Last updated:
ID:
508770
Start date:
4 September 2025
Project status:
Current
Principal investigator:
Professor Alan Ray Rogers
Lead institution:
University of Utah, United States of America

A polygenic risk score (PRS) uses genetic data to estimate an individual’s risk for a particular disease. At-risk individuals can be monitored frequently, enabling early detection of disease. This benefit is often limited, however, because many PRSs have only modest predictive power.

We hypothesize that predictive power is limited in part by natural selection. When selection acts on disease liability, it changes the frequencies of variant forms of the underlying genes. In addition, it changes the statistical association among genes at different locations within the genome. Although the latter effect is usually ignored, it is often larger than the former. This becomes important when a PRS is constructed. A PRS is built from estimates of the effect of each genetic variant on liability to the disease. The methods currently used to estimate these effects ignore all or most of the statistical associations mentioned above. Consequently, effect sizes are systematically underestimated to an extent that depends on the strength of natural selection. Thus, the PRS of a disease under strong selection should predict more poorly than that of one under weak selection.

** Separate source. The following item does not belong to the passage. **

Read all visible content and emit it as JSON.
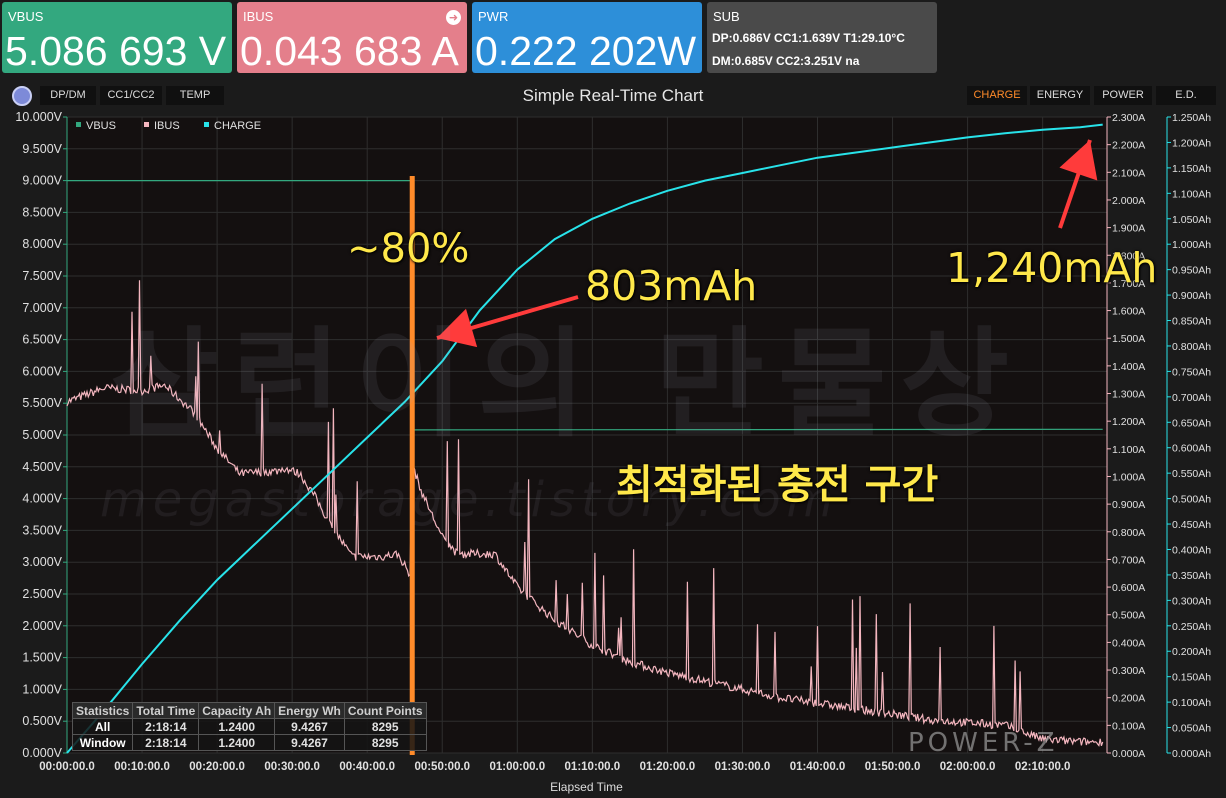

To test this hypothesis, we will employ a new method for estimating the effect of natural selection on “quantitative traits”, that is, continuously varying phenotypes such as weight and blood pressure. Our method has greater power than alternatives, because it incorporates information about the statistical associations discussed above. We will apply this method to a series of disease-related quantitative traits from the UK Biobank in order to search for signals of selection. We will also construct a PRS for each trait. Our hypothesis predicts that the PRS of a trait under strong selection will predict more poorly than that of one under weak selection.